C’est clairement affiché : -Nilsson n’entend pas se faire le Ginette Mathiot de la cuisine scandinave, mais vise à rapporter les cultures ancestrales et à rendre hommage aux « plats qui ont traversé l’histoire, aux personnes qui les confectionnent ». Ce n’est donc pas de Magnus Nilsson qu’il est question ici (même s’il intervient à la première personne pour commenter, expliquer), ni d’un métier suant au-dessus de la casserole. Foin d’un livre de chef, donc, avec son ego, ses portraits et les photographies de ses plats. Mais des images brutes de produits, de paysages, d’intérieurs, de scènes quotidiennes, le tout-venant du jour, des gens attablés, des ménagères au turbin, une chaudière en veille, des ustensiles.
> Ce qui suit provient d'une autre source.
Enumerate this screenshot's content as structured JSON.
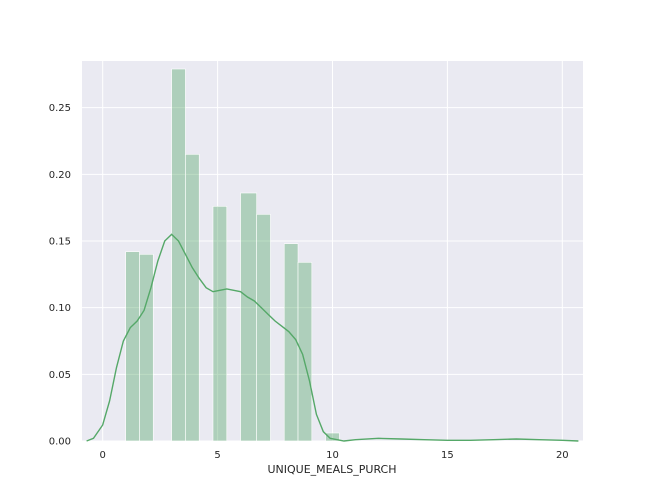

Et, surtout, un travail ethnographique (après la collecte de 11 000 articles et de 8 000 photos), au bout de 3 500 km2 de déambulations dans les foyers, de rencontres et d’histoires, recueillant tours de main, points de vue, anecdotes, savoir-faire, pratiques et recettes. Tout un inventaire du fait-maison et des tambouilles dans les chaumières.

Au commencement, soumis à un climat retors, aux reliefs accidentés, entre plaines et montagnes, forêts, océans, lacs et mers, on apprend à gérer les stocks d’aliments récoltés sur une poignée de mois, à provisionner, à conserver pour l’hiver, avant de rebondir sur les produits de la chasse et de la pêche. Pour le coup, les repas reflètent ce rationnement motivé par la crainte omniprésente de la pénurie. À grand renfort de denrées séchées (viande de renne et de porc, morue et céréales), fumées (haddock, élan, saucisses), salées (viandes, poissons, légumes) ou fermentées (fromage et lait caillé). Autour de ces préparations, le pain occupe une place prépondérante.

On parlerait presque de cucina povera, cette fameuse cuisine paysanne italienne. Mais il s’agit plutôt d’une cuisine de contrainte, qui passe son temps à contourner les contingences hostiles, mitonnant dans une stratégie de l’évitement. Où s’agite tout de même une certaine diversité, où l’on ravigote, à côté des attendus saumons gravlax, stockfischs et sandwiches au fromage, le lavaret salé (proche du saumon), la soupe à l’égopode (plante des sous-bois), le fulmar boréal (oiseau de mer), le requin, la baleine pilote braisée et les tripes de phoque (de quoi en faire sursauter, mais c’eût été tronquer la réalité que de ne pas rapporter ces traditions culinaires).

Cette cuisine se codifie seulement au mitan du XIXe siècle, avec l’avènement de l’industrialisation, avant que le développement des transports ne favorise l’apparition de nouveaux ingrédients, de nouvelles techniques. Nationalisme et protectionnisme inciteront peu ou prou les pays à préférer les produits de leurs terroirs, ce qui n’empêchera pas les idées de circuler, ni les minorités ethniques ou religieuses de brinquebaler, propices aux brassages. D’un pays à l’autre, les traditions se forgent dans les échanges. Aujourd’hui, la cuisine nordique se targue de cet héritage, nourrie d’assimilations et de contemplations.

Si la table est affaire de mémoire, Magnus Nilsson fait ainsi œuvre de sauvegarde patrimoniale. Mine de rien, sa cuisine en témoigne, vivier d’influences et mêlant saumuré, fermenté, grillé, torréfié, vinaigré, iodé et salé.

La Cuisine des pays nordiques, Magnus Nilsson, Phaidon, 768 p., 45 euros.